Other terminologies such as CCH, nodular hidradenoma or solid and cystic hidradenoma are also preferred.[6]

CCH occurs at any age but usually seen in 4th-8th decade of life and are twice more common in females.[7] The tumors are asymptomatic, usually solitary, 0.5-1 cm sized, skin colored intra-dermal nodule that is slightly elevated above the surrounding skin. They are seen as well defined, non-encapsulated, slowly growing tumor in the dermal layer of head, face, and extremities. The lesion may rarely show aggressive clinical behavior along with rapid growth, pigmentation, and ulceration.
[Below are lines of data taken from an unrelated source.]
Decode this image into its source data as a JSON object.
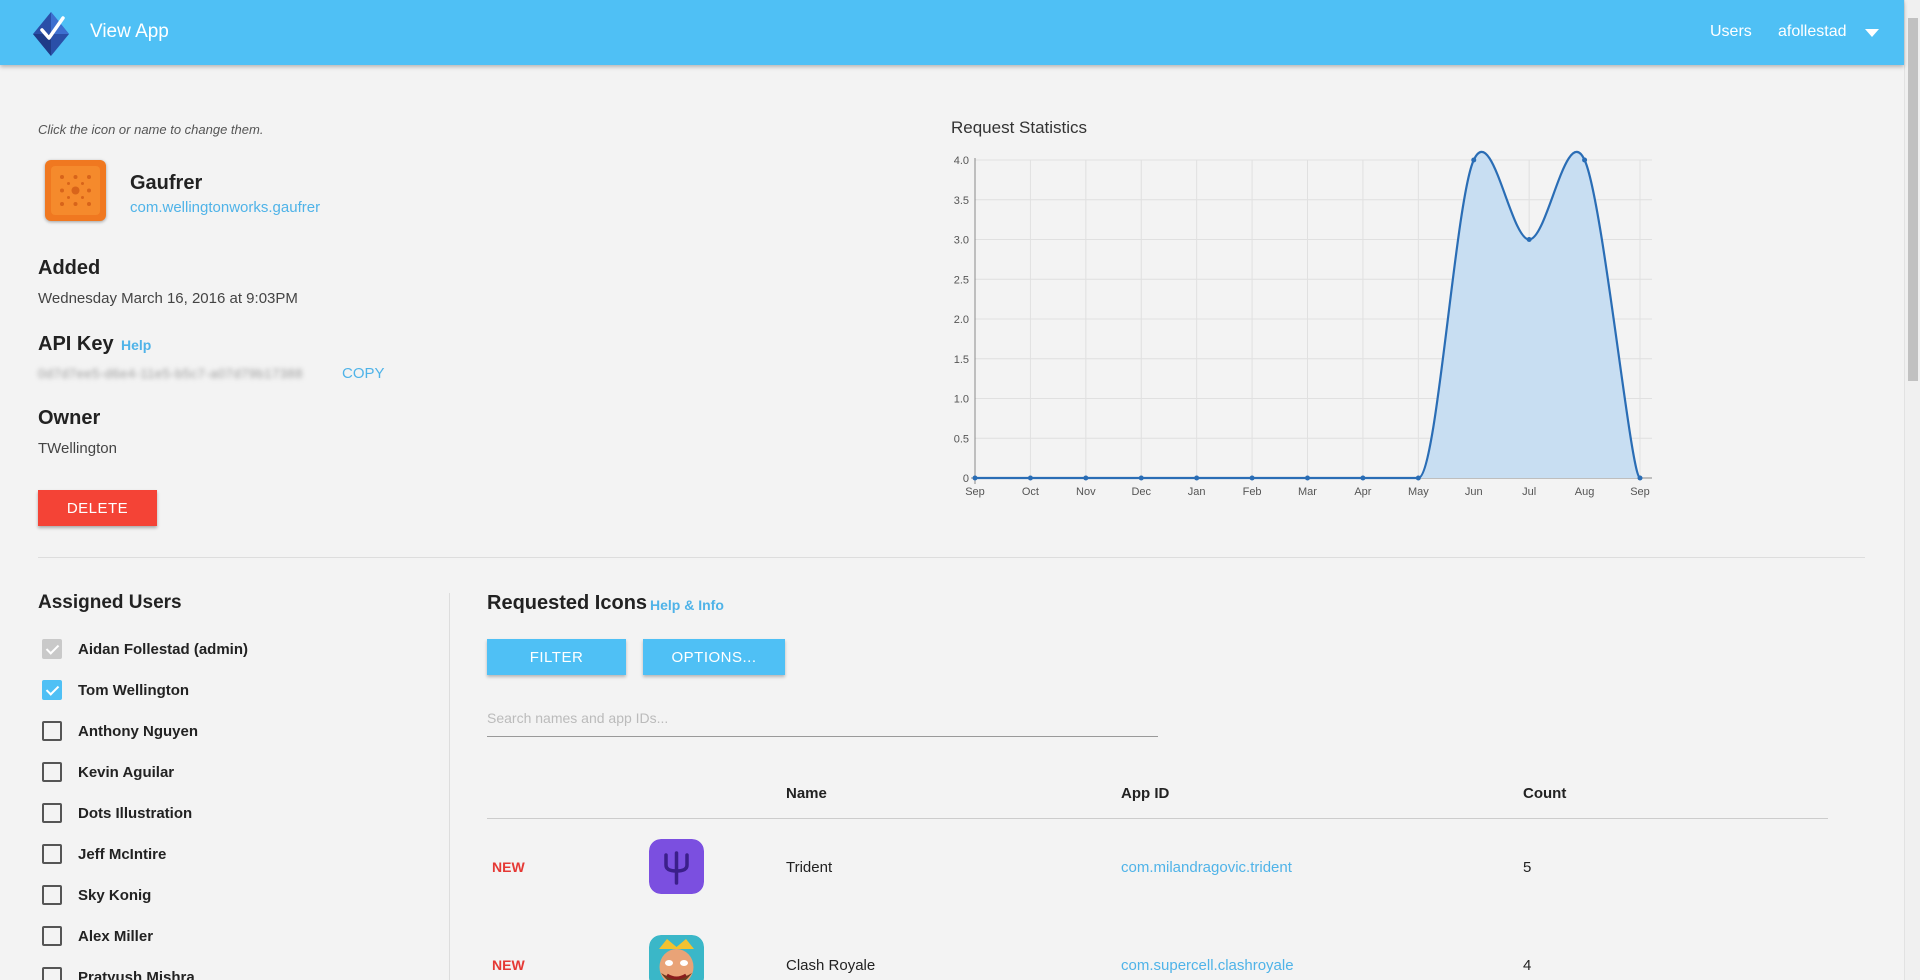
{
  "header": {
    "title": "View App",
    "nav_users": "Users",
    "account": "afollestad"
  },
  "app": {
    "hint": "Click the icon or name to change them.",
    "name": "Gaufrer",
    "bundle_id": "com.wellingtonworks.gaufrer",
    "added_label": "Added",
    "added_value": "Wednesday March 16, 2016 at 9:03PM",
    "api_key_label": "API Key",
    "api_key_help": "Help",
    "api_key_value": "0d7d7ee5-d6e4-11e5-b5c7-a07d79b17388",
    "copy_label": "COPY",
    "owner_label": "Owner",
    "owner_value": "TWellington",
    "delete_label": "DELETE",
    "icon_color": "#f07820"
  },
  "chart_data": {
    "type": "area",
    "title": "Request Statistics",
    "categories": [
      "Sep",
      "Oct",
      "Nov",
      "Dec",
      "Jan",
      "Feb",
      "Mar",
      "Apr",
      "May",
      "Jun",
      "Jul",
      "Aug",
      "Sep"
    ],
    "values": [
      0,
      0,
      0,
      0,
      0,
      0,
      0,
      0,
      0,
      4,
      3,
      4,
      0
    ],
    "ylim": [
      0,
      4.0
    ],
    "yticks": [
      "0",
      "0.5",
      "1.0",
      "1.5",
      "2.0",
      "2.5",
      "3.0",
      "3.5",
      "4.0"
    ],
    "grid": true,
    "line_color": "#2a6db5",
    "fill_color": "#c8def2"
  },
  "assigned_users": {
    "title": "Assigned Users",
    "users": [
      {
        "name": "Aidan Follestad (admin)",
        "state": "disabled"
      },
      {
        "name": "Tom Wellington",
        "state": "checked"
      },
      {
        "name": "Anthony Nguyen",
        "state": "unchecked"
      },
      {
        "name": "Kevin Aguilar",
        "state": "unchecked"
      },
      {
        "name": "Dots Illustration",
        "state": "unchecked"
      },
      {
        "name": "Jeff McIntire",
        "state": "unchecked"
      },
      {
        "name": "Sky Konig",
        "state": "unchecked"
      },
      {
        "name": "Alex Miller",
        "state": "unchecked"
      },
      {
        "name": "Pratyush Mishra",
        "state": "unchecked"
      }
    ]
  },
  "requested_icons": {
    "title": "Requested Icons",
    "help_label": "Help & Info",
    "filter_label": "FILTER",
    "options_label": "OPTIONS...",
    "search_placeholder": "Search names and app IDs...",
    "columns": [
      "Name",
      "App ID",
      "Count"
    ],
    "rows": [
      {
        "badge": "NEW",
        "name": "Trident",
        "app_id": "com.milandragovic.trident",
        "count": "5",
        "icon": "trident-icon",
        "icon_color": "#7b4fe0"
      },
      {
        "badge": "NEW",
        "name": "Clash Royale",
        "app_id": "com.supercell.clashroyale",
        "count": "4",
        "icon": "clash-royale-icon",
        "icon_color": "#3ab7c8"
      }
    ]
  }
}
Histopathology reveals an encapsulated tumor with both solid and cystic components in varying proportions. The tumor shows tubular lumina of ducts lined by 1-3 layers of cuboidal or columnar cells with or without cystic spaces. Solid portions of tumor show two types of cell population; epidermoid cells are the predominant type of cells, which shows faintly eosinophillic granular cytoplasm and round to oval nucleus. The other type is a pale or clear cell with a round nucleus along with duct like spaces. These clear cells contain glycogen and periodic acid-Schiff– positive, diastase-resistant material. Oncocytic, epidermoid, and pigmented variants of hidradenoma have also been reported.[8] Lund suggested that eccrine tumors of the perioral region could be influenced by “tissue factors” of the oral cavity, thus, consequently displaying some of the histologic components of salivary glands. The secretory and myoepithelial cells of salivary glands and eccrine sweat glands are similar; therefore, tumors arising from these glandular structures will also be similar. However, eccrine tumor shows areas of apocrine decapitation secretory activity, primitive hair follicles and melanin pigmentation.[5] These features signify cutaneous origin of the tumor rather than salivary origin.

Melanocytes are not found in sweat glands so adnexal tumors of skin do not show melanin pigmentation. However, melanocytes are component of sweat duct germs in 14 weeks embryo. Hence, melanogenesis is seen in adnexal tumors of skin.[4]

Malignant transformation of CCH is rare and is marked clinically by a rapid growth with cutaneous ulceration; and histologically by nuclear atypia, increased number of mitotic figures, infiltrative pattern, angiolymphatic or perineural invasion with areas of necrosis.[79]

Routine haematoxylin and eosin stained sections are usually sufficient for diagnosis and immunohistochemical analysis is not required. Immunohistochemical analysis may become essential in distinguishing CCH from its mimics that may include both benign and malignant lesions. Biernat et al. showed cytokeratin (CK) expression in CCH. Most keratin expression such as CK6/18, CK7, and CK8/18 was noted in squamoid cells and tubule lining cells. Clear cells were consistently positive for epithelial membrane antigen and CK10/17/18.[10]

In conclusion, oral CCH are rare benign tumors. The diagnosis of these tumors is based on routine microscopy and an awareness of similarity of tumors arising from salivary and eccrine sweat glands. CCH can be treated by simple surgical excision and recurrence is rare, while lesion recur after incomplete excision.